Operation Blockade is a simple game trying to recapture the innocence
and fun of classic turret shooters like Beachhead. As Incoming and its
critically acclaimed sequel have shown, something with as basic a
premise as manning a turret can actually turn into a challenging game if
done right. The backdrop behind Blockade takes advantage of the recent
nostalgia with the WWII era but curiously, the developers have put the
entire game in a fictitious setting, pitting an imperialist empire
against a conglomerate of united (presumably democratic) states.
Apparently, the empire, which comes off as the Nazi antagonist in WWII,
is fueling its war only through shipping vital supplies from its
homeland. The protagonists, who suffer innumerable setbacks, come up
with an ingenious plan to harass the supply lanes of their enemy. Your
mission is top secret, like the ones conducted in the movie Pearl
Harbor: missions where you get medals only they send them to your
Basically, you're parachuted on to an island that constitutes nothing
more than a speck on the map. With three weapons available to you, you
must defeat all forms of enemy. You have the slow but powerful
artillery gun that can double as a slow flak gun. You also have a
nimble but significantly weaker machine gun and for ground troops,
you'll have to duke it out with them with an automatic rifle. The
developers throw quite a bit at you in the later levels. One of the key
things to these types of games is the design. Does the design force you
to prioritize enemies, manage ammunition supply (as they almost are
always limited) and adequately challenge your expertise with all
weapons? Blockade doesn't exactly do that for the first half dozen
missions. In fact, it can be quite boring because the entire enemy you
will face comprises of an airplane or two which makes it feel like as if
the enemy is merely using you as a training target. The fireworks start
flowing after the first dozen missions.
Blockade uses a 3D engine of sorts. Soldiers, for example, appear to be
sprites but the there's a good variety in types of enemy due to the
developers' pillaging of canonical WWII icons. There are games that
benefit from 3D engines and there are others that do not do so well.
For years, with the exception of Myth, 3D RTS titles have been received
in a lukewarm manner.
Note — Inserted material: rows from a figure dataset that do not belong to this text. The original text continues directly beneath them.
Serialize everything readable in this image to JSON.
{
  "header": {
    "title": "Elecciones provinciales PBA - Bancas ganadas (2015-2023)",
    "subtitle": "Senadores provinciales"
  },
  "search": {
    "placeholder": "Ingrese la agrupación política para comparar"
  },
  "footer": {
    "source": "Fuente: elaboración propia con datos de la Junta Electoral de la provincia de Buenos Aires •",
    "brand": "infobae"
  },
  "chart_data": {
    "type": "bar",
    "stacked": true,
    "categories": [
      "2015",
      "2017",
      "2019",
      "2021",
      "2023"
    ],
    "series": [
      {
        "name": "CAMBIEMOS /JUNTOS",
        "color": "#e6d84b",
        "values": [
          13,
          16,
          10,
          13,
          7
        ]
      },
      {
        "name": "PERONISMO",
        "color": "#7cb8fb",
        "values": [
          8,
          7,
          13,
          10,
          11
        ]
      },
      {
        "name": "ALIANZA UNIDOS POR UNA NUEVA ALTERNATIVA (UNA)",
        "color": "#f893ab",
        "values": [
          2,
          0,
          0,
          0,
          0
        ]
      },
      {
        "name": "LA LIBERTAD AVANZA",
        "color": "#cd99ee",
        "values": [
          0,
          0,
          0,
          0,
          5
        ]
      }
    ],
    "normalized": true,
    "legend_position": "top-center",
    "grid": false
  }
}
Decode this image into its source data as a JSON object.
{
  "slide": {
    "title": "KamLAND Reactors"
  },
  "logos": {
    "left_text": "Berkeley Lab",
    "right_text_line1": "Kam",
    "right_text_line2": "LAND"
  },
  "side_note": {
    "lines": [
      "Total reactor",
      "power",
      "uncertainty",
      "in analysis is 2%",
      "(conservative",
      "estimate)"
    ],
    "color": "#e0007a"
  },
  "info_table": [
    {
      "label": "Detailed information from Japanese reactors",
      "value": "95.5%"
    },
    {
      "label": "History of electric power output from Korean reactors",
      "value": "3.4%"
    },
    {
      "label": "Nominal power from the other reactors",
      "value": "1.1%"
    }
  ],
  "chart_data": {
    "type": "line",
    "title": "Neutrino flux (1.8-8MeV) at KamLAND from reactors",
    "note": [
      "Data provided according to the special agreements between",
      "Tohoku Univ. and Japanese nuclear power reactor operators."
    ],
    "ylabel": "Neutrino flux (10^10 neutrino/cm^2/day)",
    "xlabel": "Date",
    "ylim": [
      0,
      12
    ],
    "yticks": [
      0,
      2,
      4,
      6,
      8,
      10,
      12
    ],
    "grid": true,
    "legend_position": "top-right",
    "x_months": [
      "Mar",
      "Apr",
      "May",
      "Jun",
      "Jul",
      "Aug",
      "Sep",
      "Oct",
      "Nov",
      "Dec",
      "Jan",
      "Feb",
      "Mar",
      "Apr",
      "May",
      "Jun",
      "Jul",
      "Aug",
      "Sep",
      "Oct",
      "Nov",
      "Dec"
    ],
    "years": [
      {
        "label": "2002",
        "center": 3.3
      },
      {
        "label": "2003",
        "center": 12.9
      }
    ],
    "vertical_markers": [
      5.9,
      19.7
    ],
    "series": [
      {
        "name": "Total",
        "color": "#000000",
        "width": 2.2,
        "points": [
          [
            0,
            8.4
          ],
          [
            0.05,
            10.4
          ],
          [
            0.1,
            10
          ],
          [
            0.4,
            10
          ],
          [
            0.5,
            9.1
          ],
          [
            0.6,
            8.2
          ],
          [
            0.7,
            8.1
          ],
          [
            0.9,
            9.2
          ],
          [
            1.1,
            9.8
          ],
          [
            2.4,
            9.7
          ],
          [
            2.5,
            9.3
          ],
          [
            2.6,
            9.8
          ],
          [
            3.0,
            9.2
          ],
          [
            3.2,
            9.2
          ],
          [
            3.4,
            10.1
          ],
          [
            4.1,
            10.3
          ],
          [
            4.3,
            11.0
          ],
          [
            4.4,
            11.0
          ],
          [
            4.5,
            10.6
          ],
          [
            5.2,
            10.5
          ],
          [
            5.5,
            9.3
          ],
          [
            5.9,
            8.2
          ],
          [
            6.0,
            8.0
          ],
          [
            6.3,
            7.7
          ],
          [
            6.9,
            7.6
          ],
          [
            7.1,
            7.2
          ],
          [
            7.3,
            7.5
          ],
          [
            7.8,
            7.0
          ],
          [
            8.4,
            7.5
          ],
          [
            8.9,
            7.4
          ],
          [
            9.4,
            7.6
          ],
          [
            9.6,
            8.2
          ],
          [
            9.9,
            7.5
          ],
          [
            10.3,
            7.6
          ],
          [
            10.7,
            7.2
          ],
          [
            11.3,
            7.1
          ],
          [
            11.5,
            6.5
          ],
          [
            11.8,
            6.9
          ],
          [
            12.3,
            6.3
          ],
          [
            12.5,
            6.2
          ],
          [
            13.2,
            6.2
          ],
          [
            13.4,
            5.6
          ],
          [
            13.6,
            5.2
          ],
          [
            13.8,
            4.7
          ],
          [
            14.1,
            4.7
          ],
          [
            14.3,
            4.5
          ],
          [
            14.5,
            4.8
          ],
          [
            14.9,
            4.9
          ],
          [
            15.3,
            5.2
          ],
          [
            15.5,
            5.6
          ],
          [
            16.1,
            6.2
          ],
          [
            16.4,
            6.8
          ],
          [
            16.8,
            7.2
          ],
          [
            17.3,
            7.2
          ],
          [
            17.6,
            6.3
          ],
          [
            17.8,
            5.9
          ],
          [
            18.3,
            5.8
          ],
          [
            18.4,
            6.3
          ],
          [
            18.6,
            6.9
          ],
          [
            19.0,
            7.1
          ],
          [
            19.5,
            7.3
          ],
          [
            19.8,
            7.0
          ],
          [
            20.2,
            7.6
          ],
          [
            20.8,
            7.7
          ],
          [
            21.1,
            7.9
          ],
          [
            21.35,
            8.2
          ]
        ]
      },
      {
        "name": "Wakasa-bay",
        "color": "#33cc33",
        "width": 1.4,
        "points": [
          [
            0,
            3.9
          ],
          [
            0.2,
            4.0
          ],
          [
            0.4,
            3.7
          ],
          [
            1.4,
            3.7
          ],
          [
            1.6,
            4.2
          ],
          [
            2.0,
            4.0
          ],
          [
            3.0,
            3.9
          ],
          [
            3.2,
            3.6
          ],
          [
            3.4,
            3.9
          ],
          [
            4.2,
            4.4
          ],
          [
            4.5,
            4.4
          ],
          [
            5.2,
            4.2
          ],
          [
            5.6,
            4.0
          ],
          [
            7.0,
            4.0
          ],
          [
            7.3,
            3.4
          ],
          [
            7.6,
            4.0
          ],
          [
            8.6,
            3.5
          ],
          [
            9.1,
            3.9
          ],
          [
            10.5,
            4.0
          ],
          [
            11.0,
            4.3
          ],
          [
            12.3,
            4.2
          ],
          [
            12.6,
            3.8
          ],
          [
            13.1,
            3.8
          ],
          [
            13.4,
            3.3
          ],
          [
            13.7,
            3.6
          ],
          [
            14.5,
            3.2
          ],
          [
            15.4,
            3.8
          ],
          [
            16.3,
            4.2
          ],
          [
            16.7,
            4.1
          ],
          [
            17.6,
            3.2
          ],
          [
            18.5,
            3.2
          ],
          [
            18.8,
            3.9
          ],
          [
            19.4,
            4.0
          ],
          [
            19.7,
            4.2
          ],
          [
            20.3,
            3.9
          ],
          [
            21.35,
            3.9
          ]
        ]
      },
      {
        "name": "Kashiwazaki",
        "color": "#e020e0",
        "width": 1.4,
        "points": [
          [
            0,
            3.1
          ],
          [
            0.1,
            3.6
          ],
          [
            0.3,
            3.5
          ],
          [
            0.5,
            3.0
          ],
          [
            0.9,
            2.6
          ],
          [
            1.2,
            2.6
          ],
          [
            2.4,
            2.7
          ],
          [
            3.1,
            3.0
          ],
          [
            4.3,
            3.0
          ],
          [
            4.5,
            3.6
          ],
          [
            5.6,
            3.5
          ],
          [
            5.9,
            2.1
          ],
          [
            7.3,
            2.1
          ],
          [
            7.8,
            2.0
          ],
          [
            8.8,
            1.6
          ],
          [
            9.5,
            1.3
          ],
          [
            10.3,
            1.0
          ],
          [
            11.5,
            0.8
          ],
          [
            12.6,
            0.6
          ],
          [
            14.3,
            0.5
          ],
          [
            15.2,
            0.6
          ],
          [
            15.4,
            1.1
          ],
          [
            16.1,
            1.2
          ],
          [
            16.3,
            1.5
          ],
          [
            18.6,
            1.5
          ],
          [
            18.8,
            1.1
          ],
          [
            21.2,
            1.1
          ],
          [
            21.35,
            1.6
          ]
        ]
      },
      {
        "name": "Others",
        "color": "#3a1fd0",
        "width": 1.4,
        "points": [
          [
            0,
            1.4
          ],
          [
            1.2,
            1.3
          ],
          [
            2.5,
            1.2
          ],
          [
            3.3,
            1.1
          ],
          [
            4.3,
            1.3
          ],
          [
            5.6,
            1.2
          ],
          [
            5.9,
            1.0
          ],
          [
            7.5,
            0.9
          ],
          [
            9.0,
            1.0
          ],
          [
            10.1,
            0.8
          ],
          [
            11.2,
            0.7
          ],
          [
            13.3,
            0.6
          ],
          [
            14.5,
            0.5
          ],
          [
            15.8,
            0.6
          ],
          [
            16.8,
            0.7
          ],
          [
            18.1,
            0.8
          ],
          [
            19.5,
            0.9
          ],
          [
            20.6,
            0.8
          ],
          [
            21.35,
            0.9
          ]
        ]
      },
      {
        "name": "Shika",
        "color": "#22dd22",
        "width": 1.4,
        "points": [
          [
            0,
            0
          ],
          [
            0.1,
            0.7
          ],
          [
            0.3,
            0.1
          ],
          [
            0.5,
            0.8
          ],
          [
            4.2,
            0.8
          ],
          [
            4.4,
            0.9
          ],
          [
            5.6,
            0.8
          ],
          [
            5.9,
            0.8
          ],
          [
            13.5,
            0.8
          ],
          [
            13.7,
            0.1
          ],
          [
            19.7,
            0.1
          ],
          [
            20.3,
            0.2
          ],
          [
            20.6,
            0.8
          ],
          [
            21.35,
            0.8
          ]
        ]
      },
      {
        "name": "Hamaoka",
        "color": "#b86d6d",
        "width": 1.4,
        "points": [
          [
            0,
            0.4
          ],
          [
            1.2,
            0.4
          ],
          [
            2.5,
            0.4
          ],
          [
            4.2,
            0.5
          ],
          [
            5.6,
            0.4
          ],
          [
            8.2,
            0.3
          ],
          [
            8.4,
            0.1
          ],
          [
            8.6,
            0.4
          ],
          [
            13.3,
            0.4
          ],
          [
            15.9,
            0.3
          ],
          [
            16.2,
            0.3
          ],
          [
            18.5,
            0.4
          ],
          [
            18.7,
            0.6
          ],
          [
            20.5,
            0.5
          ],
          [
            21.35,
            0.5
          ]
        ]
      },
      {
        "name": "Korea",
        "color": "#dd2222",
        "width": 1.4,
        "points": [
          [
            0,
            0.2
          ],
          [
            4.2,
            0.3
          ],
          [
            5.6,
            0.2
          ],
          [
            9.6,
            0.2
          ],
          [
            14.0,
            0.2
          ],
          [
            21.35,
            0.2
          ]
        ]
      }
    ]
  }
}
Likewise, we have to question with the limited
scope of Blockade whether the game warrants a 3D engine at all. It
works, for air units and ships but the terrain is vastly empty. The
Stuka dive-bomber, on the other hand, is clearly visible and named. Why
the developers don't just simply label the enemy as Nazis is beyond me,
considering the time period you participate in is between 1939 and 1945.
Aside from that, things are spiced up by the fact that you'll fight
under starry nights, as well at dusk or dawn in addition to sunny days.
But gameplay is, like many games of this genre, fairly simplistic.
While the briefings suggest you'll get friendly reinforcements, barges,
or what not, none of it ever appears and the one person versus the world
motif gets monotonous after awhile. It would have been nice to be
assisted by other aircraft, towed on a ship to down subs or at least do
something other than be stuck on that island for the entire duration of
the game. That's something Incoming was able to do and variety is the
key factor in separating the classics and the forgettable titles.
Unfortunately, Blockade stumbles into the latter category. It manages
to salvage itself with a proficient multiplayer outing. You're able to
play on the net and on a LAN. The latter, for some strange reason, is
IPX only, although you can make do with using the 'internet' (TCP/IP)
option for your LAN computers. You're able to choose from co-operative
and competitive play. The former is more fun but Blockade features no
matching services. You have to know the exact IP address of the host
server you want to join. Coupled with the fact that the game is not
wildly popular and does not really have a dedicated server option,
you'll have to hook up with some people you know really well.
The inability to emancipate the player and place them into vehicles,
different scenery or at least let them switch between different turret
positions is rather beyond me. Surely, if your lone player was
threatening the enemy, they would change tactics or move their base of
operations or shipping lanes elsewhere. Perhaps I'm looking for too
much from a game like this. The frenetic pace of prioritizing and using
scarce resources, so critical to the success of games like Beachhead and
Incoming, comes off as a painful exercise in the more difficult levels.
You don't know what you're doing it for. In the absence of any
variations or glamorous special effects, it's lacking any compelling
reason for the player to trudge forward. Incoming's successor, Incoming
Forces, did a great spin. In the original, you were the humans or good
guys defending against alien attack in a variety of vehicles and fixed
emplacements. The successor put you in the shoes of the alien turning
the game around completely. Sadly, such sparks of creativity and
innovation cannot be found in Blockade.